According to government sources, Netanyahu told Mladenov, considered one of the friendliest foreign ministers toward Israel in the EU, that there were individuals in the EU who never hesitated in telling Israel what they expected it to do, but were very reticent to take the same liberties with the Palestinians.
He was specifically talking about a reluctance by some in the EU to call explicitly for the Palestinians to give up on a “right of refugee return” and to recognize Israel as the state of the Jewish people, even though these Europeans had no qualms about calling clearly for Israel to agree to a Palestinian state along the 1967 lines and to redivide Jerusalem.
By not speaking with the same determination or frankness with the Palestinians, Netanyahu said, these leaders were “doing a disservice to those individual Palestinian leaders who are ready for compromise and deserve their support.”

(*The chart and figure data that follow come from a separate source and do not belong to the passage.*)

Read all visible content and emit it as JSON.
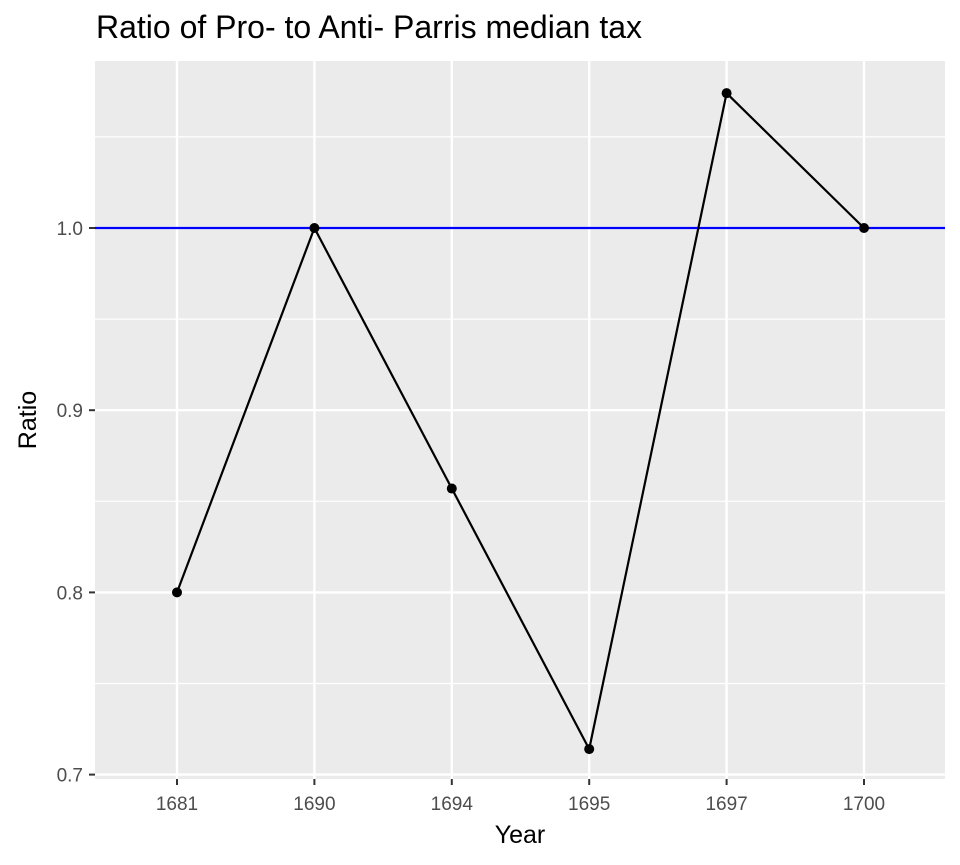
{
  "chart_data": {
    "type": "line",
    "title": "Ratio of Pro- to Anti- Parris median tax",
    "xlabel": "Year",
    "ylabel": "Ratio",
    "categories": [
      "1681",
      "1690",
      "1694",
      "1695",
      "1697",
      "1700"
    ],
    "series": [
      {
        "values": [
          0.8,
          1.0,
          0.857,
          0.714,
          1.074,
          1.0
        ],
        "color": "#000000",
        "marker": "circle"
      }
    ],
    "reference_line": {
      "y": 1.0,
      "color": "#0000ff"
    },
    "y_ticks": [
      0.7,
      0.8,
      0.9,
      1.0
    ],
    "y_tick_labels": [
      "0.7",
      "0.8",
      "0.9",
      "1.0"
    ],
    "ylim": [
      0.7,
      1.09
    ],
    "grid": true,
    "colors": {
      "panel_background": "#ebebeb",
      "grid": "#ffffff",
      "tick_text": "#4d4d4d"
    }
  }
}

Israeli officials have long complained that while the Europeans are very specific when it comes to the solutions they envision regarding future borders or Jerusalem, when it came to an issue like refugees they often suffice with saying that a “just solution must be found.”
Why, one official asked, do they not use that same formula when addressing all issues, saying that a “just solution” needs to be found to the border question, rather than plainly referring to the 1967 lines as the resolution of that issue/ Netanyahu, who is scheduled to travel to Bulgaria and Romania in early July, reiterated Israel’s opposition to the Palestinians’ UN gambit, saying UN recognition would “put into UN cement” the maximalist Palestinian positions and prevent flexibility later.
To advance peace, Netanyahu said, it was necessary to oppose the PA’s move to the UN.
Mladenov gave the impression during his meetings in Jerusalem that Bulgaria would not support the Palestinian move.
Shortly after the meeting, Netanyahu met with EU foreign policy chief Catherine Ashton and Quartet envoy Tony Blair. That meeting was held without aides or advisors, and nothing was revealed of its content except that Netanyahu asked the two to come out with a clear call to Hamas to free kidnapped soldier Gilad Schalit as a way of increasing pressure on the organization’s leadership.
One government source said the thrust of Netanyahu’s discussions in recent days with visiting officials was how to come up with a framework to restart talks that would then get the Palestinians to withdraw their UN resolution in September. Israel has made it clear, however, that it will not restart talks in any framework if Hamas is part of the Palestinian government.
The prime minister told Mladenov that the PA has been “grossly irresponsible” both in forging a Hamas-Fatah agreement and in planning to go to the UN.